The only question John McCain needs to answer from now until November is whether a president who orders illegal surveillance of Americans, and systematic torture in violation of international and national law should be prosecuted. The rest of the presumptive Republican candidate's record, party platform, and views are irrelevant.

Wednesday, March 19, 2008 02:56 PM

GC

I hope yer stalk is better.

When you aren't around. I notice.

hehe.

Wednesday, March 19, 2008 02:57 PM

Judge a man...

by the company he keeps.

It appears that many people want to determine a candidate’s beliefs by looking at the beliefs of those around him or her. The implication is that the more one person listens to another’s point of view, the more likely they are to adopt that point of view. However, you don’t usually see this explicitly stated as such. More often it is expressed something like:

[sixfathom, courtesy of Ganpat Ram] ”I judge a man by the company he keeps. Through many years I have found it a good guide to a man's character.”

I think this form of the statement actually has an element of truth behind it.

If you look at a leader who surrounds himself or herself with people who share a single common ideology, they are likely the type of leader who values loyalty above discourse. Moreover, it is very likely that this leader shares many specific beliefs with any one of those advisors because all of the advisors agree among themselves.

On the other hand, if you look at a leader who picks advisors with many different points of view, they are likely to be a leader who makes decisions based on as much information and discourse as possible. Moreover, it is nearly impossible to determine the beliefs of the leader based on the beliefs of the advisors because the advisors don’t even agree among themselves.

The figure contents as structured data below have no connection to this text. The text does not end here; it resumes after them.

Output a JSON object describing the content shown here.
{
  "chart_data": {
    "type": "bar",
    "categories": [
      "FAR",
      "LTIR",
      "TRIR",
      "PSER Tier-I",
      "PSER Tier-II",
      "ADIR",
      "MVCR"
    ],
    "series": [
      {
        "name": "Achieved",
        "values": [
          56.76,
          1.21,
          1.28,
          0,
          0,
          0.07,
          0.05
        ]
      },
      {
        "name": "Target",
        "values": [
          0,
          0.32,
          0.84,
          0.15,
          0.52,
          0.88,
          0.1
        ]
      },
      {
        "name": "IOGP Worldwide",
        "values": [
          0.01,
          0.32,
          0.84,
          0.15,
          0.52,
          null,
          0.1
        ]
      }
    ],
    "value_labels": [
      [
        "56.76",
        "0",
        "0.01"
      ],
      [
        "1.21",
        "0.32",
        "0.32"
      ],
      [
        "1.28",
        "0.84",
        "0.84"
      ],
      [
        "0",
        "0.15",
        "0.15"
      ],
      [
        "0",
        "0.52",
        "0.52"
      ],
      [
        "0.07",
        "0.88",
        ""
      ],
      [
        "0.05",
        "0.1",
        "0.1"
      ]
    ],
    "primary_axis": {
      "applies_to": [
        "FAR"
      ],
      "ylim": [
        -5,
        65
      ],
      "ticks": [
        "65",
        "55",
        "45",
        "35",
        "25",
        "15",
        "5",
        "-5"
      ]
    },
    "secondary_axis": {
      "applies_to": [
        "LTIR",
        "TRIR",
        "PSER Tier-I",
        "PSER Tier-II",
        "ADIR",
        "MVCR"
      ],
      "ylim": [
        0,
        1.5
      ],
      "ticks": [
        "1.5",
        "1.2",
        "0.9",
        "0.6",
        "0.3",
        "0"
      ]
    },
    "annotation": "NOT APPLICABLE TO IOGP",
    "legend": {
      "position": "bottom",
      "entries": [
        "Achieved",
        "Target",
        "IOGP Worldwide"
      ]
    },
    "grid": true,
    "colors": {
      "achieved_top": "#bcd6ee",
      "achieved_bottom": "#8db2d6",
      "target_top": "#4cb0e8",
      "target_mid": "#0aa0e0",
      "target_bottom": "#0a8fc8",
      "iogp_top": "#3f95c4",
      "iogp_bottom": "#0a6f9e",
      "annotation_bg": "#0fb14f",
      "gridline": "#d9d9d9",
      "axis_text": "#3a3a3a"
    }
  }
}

This latter type of leadership is well illustrated in the book Team of Rivals, which describes the way that Abraham Lincoln surrounded himself with his political enemies when picking his cabinet.

Personally, I would prefer a leader who can listen to all sides of an issue and make decisions based on that input.

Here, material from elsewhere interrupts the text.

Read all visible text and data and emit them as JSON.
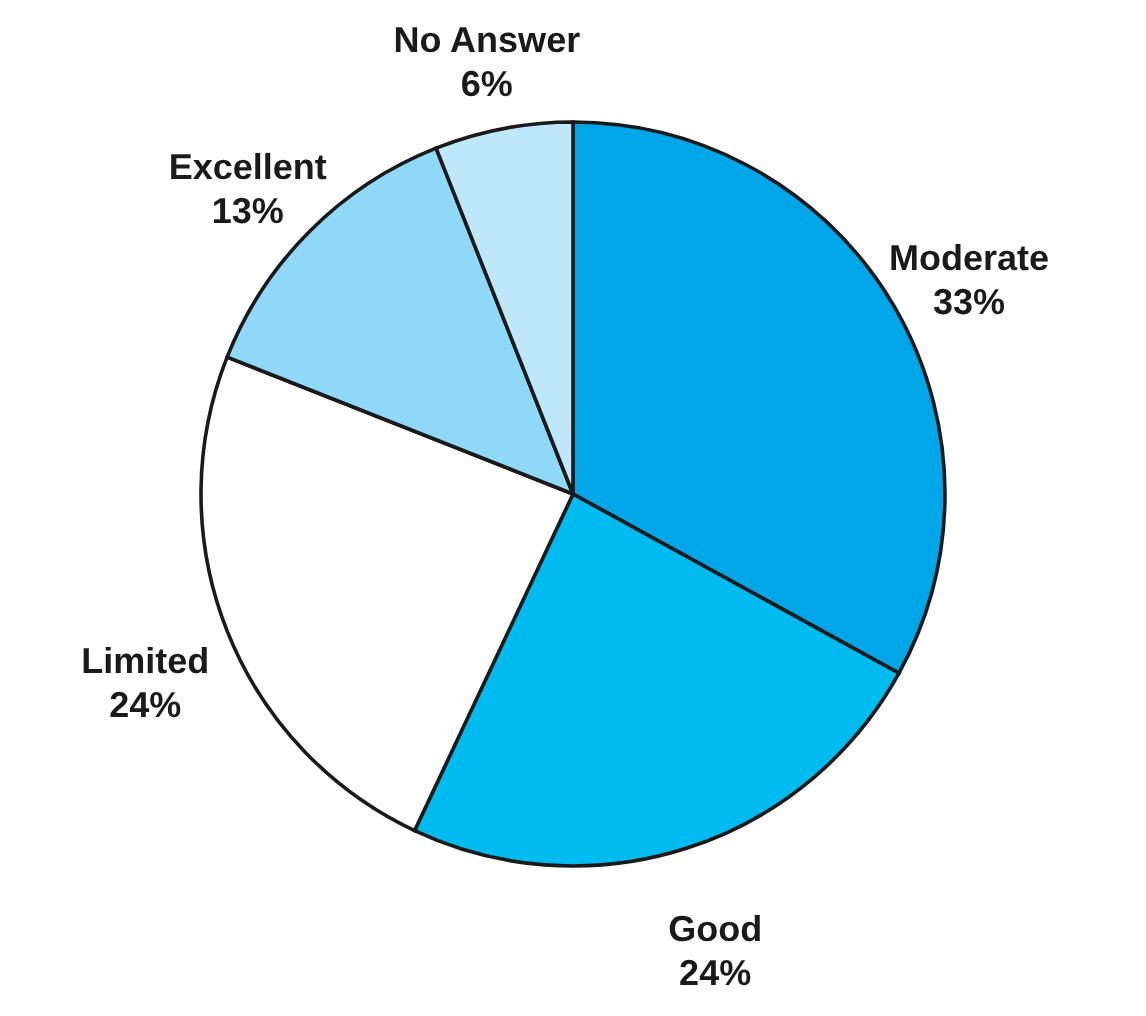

I think it is ludicrous to use association alone as proof of any of the following assertions:

1) John McCain believes that the Catholic Church is “The Great Whore”, just because he is proud of the endorsement by John Hagee.

2) Hillary Clinton believes that Obama would not be where he is if he was a white man, just because Geraldine Ferraro believes this.

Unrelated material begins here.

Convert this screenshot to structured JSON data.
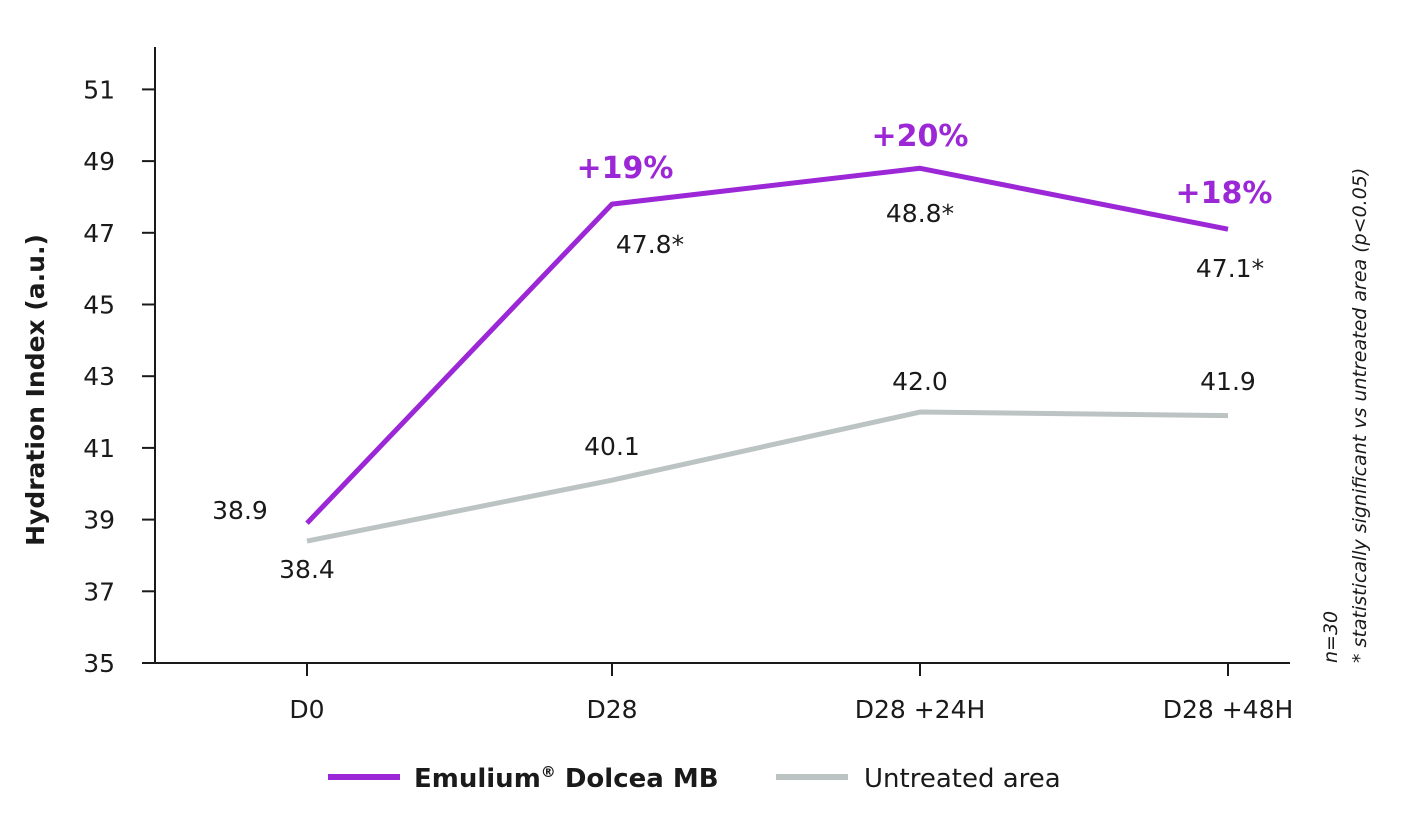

3) Barack Obama believes that our government had a role in spreading the AIDS virus through the black community, just because Jeremiah Wright said so in a sermon.

It is as if people assume that either these candidates are so weak-willed that they are at the mercy of the beliefs of the people they associate with, or else that they display poor judgment by associating with anybody who doesn’t think the way the candidate is “supposed” to think.

This attitude on the part of the electorate might go along way toward explaining the political leaders we end up with.

Wednesday, March 19, 2008 02:58 PM

I thought you were anti-state.

Which came first, war or the state? -- L.W.M.

Anti-war always comes first; since 1968. My uncle invited scores of his fellow amputees in Valley Forge Hospital (sp?) to visit Florida the cheap way by staying at his sister's house free. (my mother's house)

I met man after man (all amputees) that told me the real truth about Vietnam. Since my family consists of a very high percentage of people who were/are military (even women folk) they figured I might be tempted to join. I was threatened by hardened vets that they would just kill me first. (a friendly threat I like to think)

A kind word for LBJ would get a boy punched out, if he had ever made that mistake. One of my three brothers did, but he was only in 4th grade and so got a pass.

I did not serve, but American wars have been my special interest ever since. There is no war without the warrior is one truth I learned. Another is that there are no winners. Ever.

But, I also learned that the state == war.